The anxiety returned all at once and I froze. I
wondered if I should just pretend that I wasn’t there. I wasn’t expecting
anyone…what if it was Mitch again? Could I even call the police? Would they
even help me? The intruder knocked again and I tried to walk quietly over to
the door to look out the peephole. Before I got there I heard, “Jessie! It’s
Paul.” I jumped at the sound of his voice before I processed that it was him.
This was getting a little bit ridiculous. I wasn’t even this paranoid when I
dated a drug dealer.

I went over and just to be sure, looked out the
peephole. It was definitely Paul. I pulled open the door. “Hey,” I said. He was
dressed in a pair of blue jeans and a white T-shirt that hugged his tatted
biceps nicely. I wondered if there was anything that he didn’t look good in. If
I recalled correctly, he also looked good in nothing. He was holding a bag in
one hand from a hardware store and a hammer and drill in the other. “What’s
up?”

He held up the bag and said, “I brought a chain lock
for your door. Is it okay if I put it on? I’ll feel a lot better. I don’t want
that asshole trying to muscle his way back in.”

I smiled and stepped back to let him in. It was nice
of him to worry about me. “Sure, thank you.”

He sighed and rolled his eyes. “Don’t thank me. None
of this is your fault. Thank you. I’m just so sorry about all of this.”

“It’s really fine. You can stop apologizing. I was
just going to fix myself some dinner. Are you hungry?”

“Always,” he said with a grin.

“Okay, I’m not sure what I have but I’ll find
something.”

I went out to the kitchen, stopping to look once
over my shoulder at him as he got ready to drill holes in the door for the
chain. God, he was hot, and now he had power tools as well. I forced myself to
tear my eyes away and go start on dinner.

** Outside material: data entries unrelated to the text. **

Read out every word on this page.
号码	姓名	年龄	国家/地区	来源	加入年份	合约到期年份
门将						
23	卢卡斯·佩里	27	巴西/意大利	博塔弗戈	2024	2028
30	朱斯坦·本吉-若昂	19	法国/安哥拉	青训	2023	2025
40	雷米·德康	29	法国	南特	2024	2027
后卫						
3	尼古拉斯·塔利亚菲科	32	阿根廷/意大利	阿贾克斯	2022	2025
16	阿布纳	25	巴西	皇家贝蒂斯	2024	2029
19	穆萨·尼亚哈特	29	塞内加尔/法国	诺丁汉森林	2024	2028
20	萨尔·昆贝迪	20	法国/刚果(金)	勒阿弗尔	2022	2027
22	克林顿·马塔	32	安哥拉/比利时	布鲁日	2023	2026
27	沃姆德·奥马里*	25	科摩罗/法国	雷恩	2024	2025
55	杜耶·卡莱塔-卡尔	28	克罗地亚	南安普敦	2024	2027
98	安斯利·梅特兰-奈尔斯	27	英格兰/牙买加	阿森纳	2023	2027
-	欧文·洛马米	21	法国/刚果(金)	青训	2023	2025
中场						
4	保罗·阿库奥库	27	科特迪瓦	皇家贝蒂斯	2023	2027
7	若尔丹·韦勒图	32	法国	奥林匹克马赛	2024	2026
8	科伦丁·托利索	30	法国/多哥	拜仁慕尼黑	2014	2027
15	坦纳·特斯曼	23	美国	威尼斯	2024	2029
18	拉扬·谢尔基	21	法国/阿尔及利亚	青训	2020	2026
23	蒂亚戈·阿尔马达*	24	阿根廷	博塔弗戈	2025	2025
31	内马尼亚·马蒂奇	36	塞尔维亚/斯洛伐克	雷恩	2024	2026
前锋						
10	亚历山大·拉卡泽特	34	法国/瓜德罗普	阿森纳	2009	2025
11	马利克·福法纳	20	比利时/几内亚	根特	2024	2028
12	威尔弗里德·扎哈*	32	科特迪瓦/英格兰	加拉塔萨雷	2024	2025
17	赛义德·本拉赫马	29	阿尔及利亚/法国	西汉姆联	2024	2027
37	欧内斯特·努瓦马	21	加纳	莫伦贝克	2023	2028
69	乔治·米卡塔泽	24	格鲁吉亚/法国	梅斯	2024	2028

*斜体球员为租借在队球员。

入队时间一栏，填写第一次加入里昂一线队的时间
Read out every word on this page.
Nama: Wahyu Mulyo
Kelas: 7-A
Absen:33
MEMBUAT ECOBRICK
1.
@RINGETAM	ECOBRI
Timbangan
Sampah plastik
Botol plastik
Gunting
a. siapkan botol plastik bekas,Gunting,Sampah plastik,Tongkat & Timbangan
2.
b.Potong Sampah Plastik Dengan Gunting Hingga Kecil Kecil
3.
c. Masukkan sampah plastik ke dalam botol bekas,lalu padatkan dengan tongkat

I had some boneless chicken in the refrigerator. I
took it out and cut it into cubes. I was thinking about making it with rice and
vegetables, but then I thought about Paul’s upcoming fight and I was sure that
he needed his protein. I pulled out the peanut butter and made a spicy peanut
sauce that a friend of mine in college had showed me how to make. It was easy
and quick and packed with protein. I put the cubes of chicken on metal skewers
and put them in the oven while I made the sauce. I made the brown rice while
the chicken cooked, poured on the sauce and it was done. I fixed out plates and
carried them out to the dining room table. Paul was cleaning his mess up by the
front door and the shiny gold chain lock was in place.

“Good job!”

“Thanks,” he said. “That smells good.”

“It’s ready.” He went in the bathroom to wash up and
met me back at the table. Sitting down with him for dinner was a little weird
and uncomfortable at first, but eventually I asked him about fighting and the
conversation grew from there.

“So your match that I went to last week was the
first one I ever watched live. You’re good.”

He grinned. “Yes, I am.”

“Oh, and you’re modest too,” I said.

“There’s no room for modesty in fighting. When it
means the difference between getting your ass kicked or not, you have to know
that you’re good.”

“True story,” I said.

“So why have you never been to a match? Don’t you
train fighters all the time?”

“I train with some. I haven’t really been out of
school that long, so I can’t say all the time. But, it’s just the idea of
watching someone get beat up that bothers me.”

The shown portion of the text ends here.